US television program

Dick Clark's World of Talent is a talent/variety television show produced by Irving Mansfield and broadcast weekly in the United States on the ABC television network from 10:30-11 p.m. (ET) on Sundays during the 1959-60 season.

==History==
The first show was broadcast September 27, 1959. Dick Clark hosted throughout the run of
the series. Permanent judge Jack E. Leonard, and two celebrity "guest" judges watched the performances of amateur, semi-professional (and, on occasion, professional) singers, musicians, dancers, and comedians, and offered advice.
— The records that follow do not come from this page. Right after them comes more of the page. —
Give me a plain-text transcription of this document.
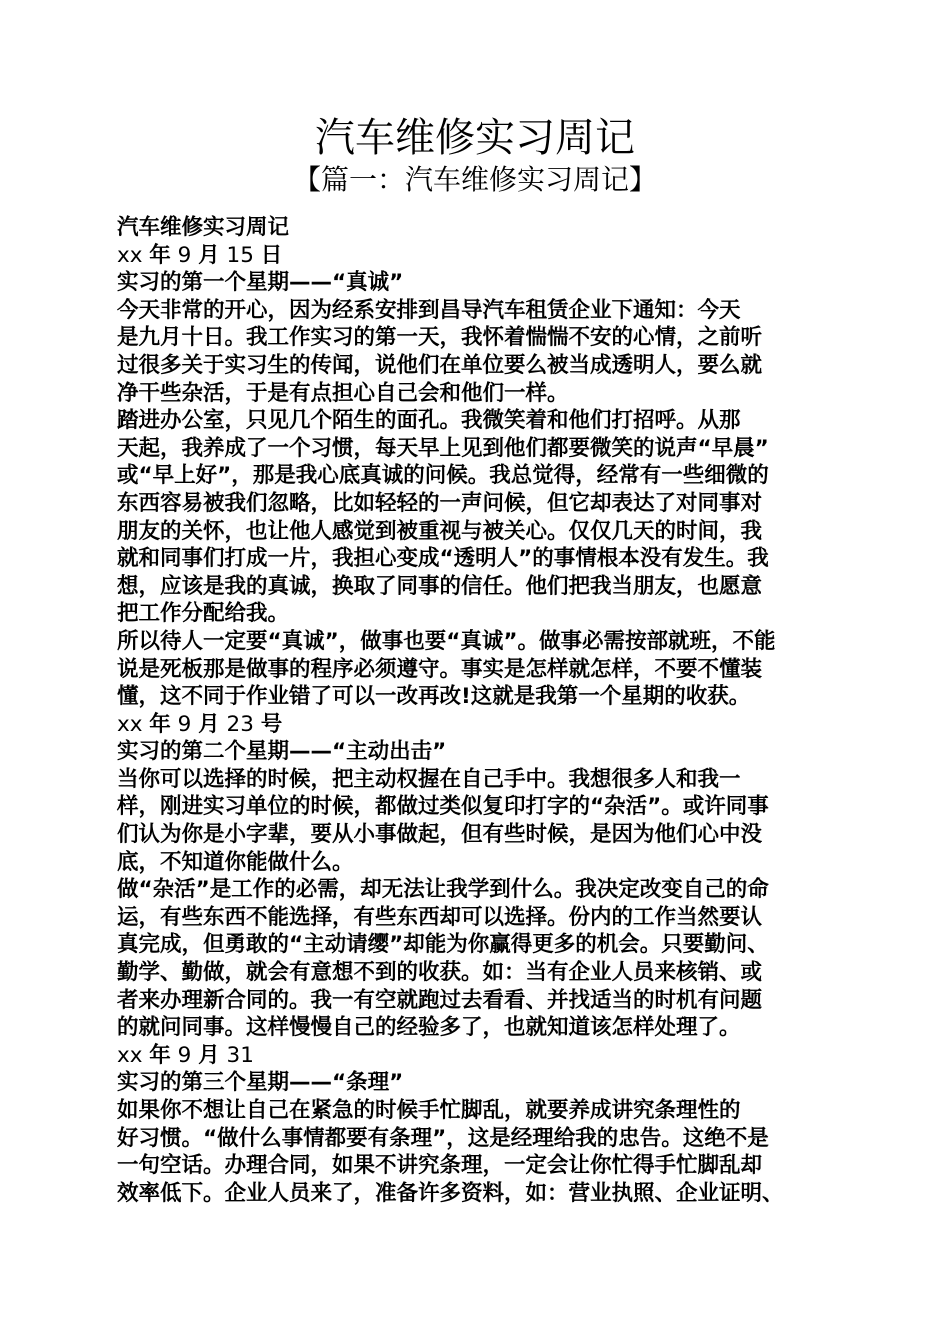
汽车维修实习周记
【篇一：汽车维修实习周记】
汽车维修实习周记
xx 年 9 月 15 日
实习的第一个星期——“真诚”
今天非常的开心，因为经系安排到昌导汽车租赁企业下通知：今天
是九月十日。我工作实习的第一天，我怀着惴惴不安的心情，之前听
过很多关于实习生的传闻，说他们在单位要么被当成透明人，要么就
净干些杂活，于是有点担心自己会和他们一样。
踏进办公室，只见几个陌生的面孔。我微笑着和他们打招呼。从那
天起，我养成了一个习惯，每天早上见到他们都要微笑的说声“早晨”
或“早上好”，那是我心底真诚的问候。我总觉得，经常有一些细微的
东西容易被我们忽略，比如轻轻的一声问候，但它却表达了对同事对
朋友的关怀，也让他人感觉到被重视与被关心。仅仅几天的时间，我
就和同事们打成一片，我担心变成“透明人”的事情根本没有发生。我
想，应该是我的真诚，换取了同事的信任。他们把我当朋友，也愿意
把工作分配给我。
所以待人一定要“真诚”，做事也要“真诚”。做事必需按部就班，不能
说是死板那是做事的程序必须遵守。事实是怎样就怎样，不要不懂装
懂，这不同于作业错了可以一改再改!这就是我第一个星期的收获。
xx 年 9 月 23 号
实习的第二个星期——“主动出击”
当你可以选择的时候，把主动权握在自己手中。我想很多人和我一
样，刚进实习单位的时候，都做过类似复印打字的“杂活”。或许同事
们认为你是小字辈，要从小事做起，但有些时候，是因为他们心中没
底，不知道你能做什么。
做“杂活”是工作的必需，却无法让我学到什么。我决定改变自己的命
运，有些东西不能选择，有些东西却可以选择。份内的工作当然要认
真完成，但勇敢的“主动请缨”却能为你赢得更多的机会。只要勤问、
勤学、勤做，就会有意想不到的收获。如：当有企业人员来核销、或
者来办理新合同的。我一有空就跑过去看看、并找适当的时机有问题
的就问同事。这样慢慢自己的经验多了，也就知道该怎样处理了。
xx 年 9 月 31
实习的第三个星期——“条理”
如果你不想让自己在紧急的时候手忙脚乱，就要养成讲究条理性的
好习惯。“做什么事情都要有条理”，这是经理给我的忠告。这绝不是
一句空话。办理合同，如果不讲究条理，一定会让你忙得手忙脚乱却
效率低下。企业人员来了，准备许多资料，如：营业执照、企业证明、
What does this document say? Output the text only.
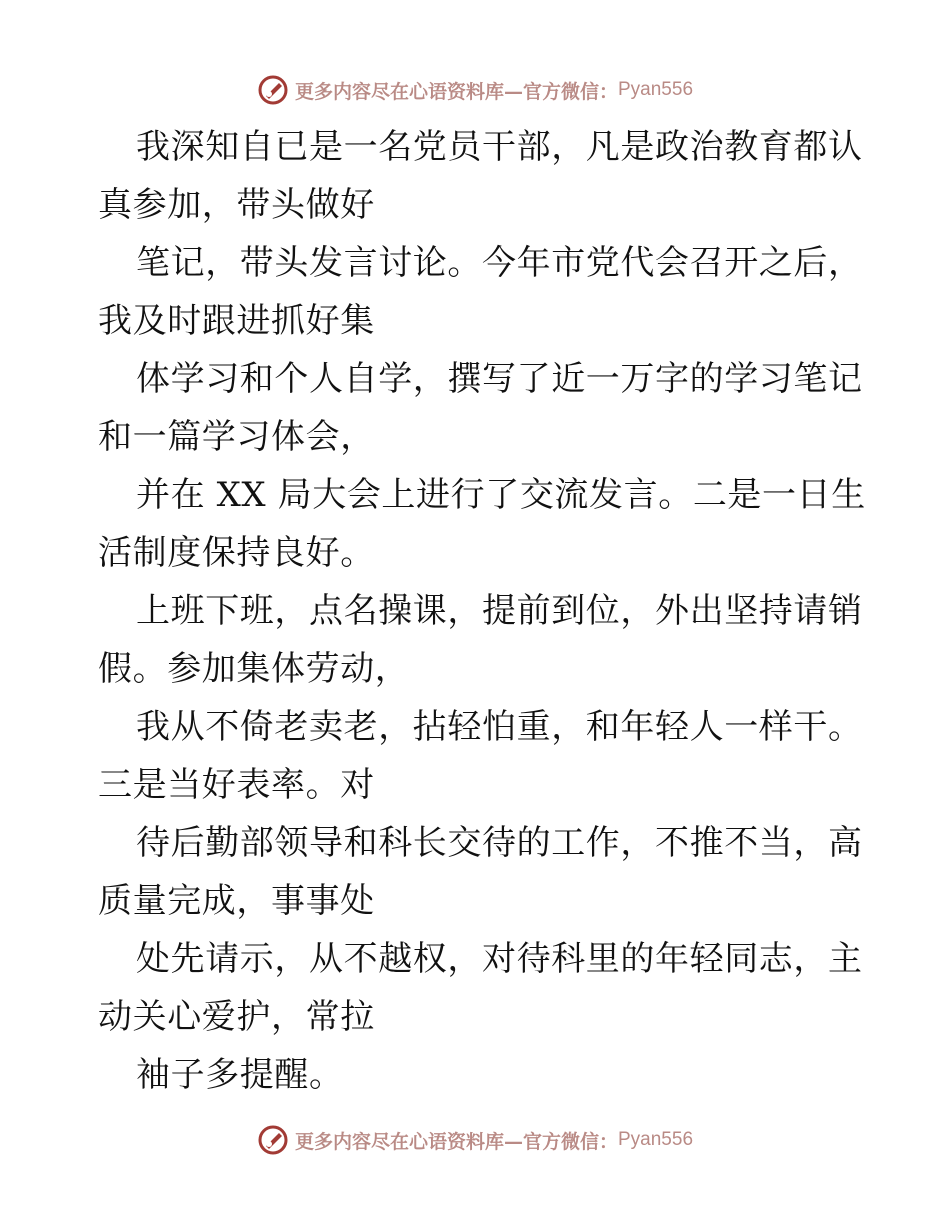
更多内容尽在心语资料库—官方微信： Pyan556
我深知自已是一名党员干部，凡是政治教育都认
真参加，带头做好
笔记，带头发言讨论。今年市党代会召开之后，
我及时跟进抓好集
体学习和个人自学，撰写了近一万字的学习笔记
和一篇学习体会，
并在 XX 局大会上进行了交流发言。二是一日生
活制度保持良好。
上班下班，点名操课，提前到位，外出坚持请销
假。参加集体劳动，
我从不倚老卖老，拈轻怕重，和年轻人一样干。
三是当好表率。对
待后勤部领导和科长交待的工作，不推不当，高
质量完成，事事处
处先请示，从不越权，对待科里的年轻同志，主
动关心爱护，常拉
袖子多提醒。
更多内容尽在心语资料库—官方微信： Pyan556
Some of the guest judges were Johnny Carson, Betty Hutton, Zsa Zsa Gabor, Tab Hunter, Edie Adams, Eva Gabor, and Sam Levenson.

==Performers==
Guests on the show included:
- R&B singer Tommy Edwards (broadcast October 18, 1959)
- Classical pianist Lorin Hollander (broadcast October 4 or 11 or 18, 1959)
- Folk music duo Bud and Travis
- Big-band singer Don Cornell
- Cocktail singer Alan Dale
- Vocal quartet the Four Aces
- Singer/actress Della Reese (broadcast November 15, 1959)

==Last show==
The last show was broadcast December 20, 1959.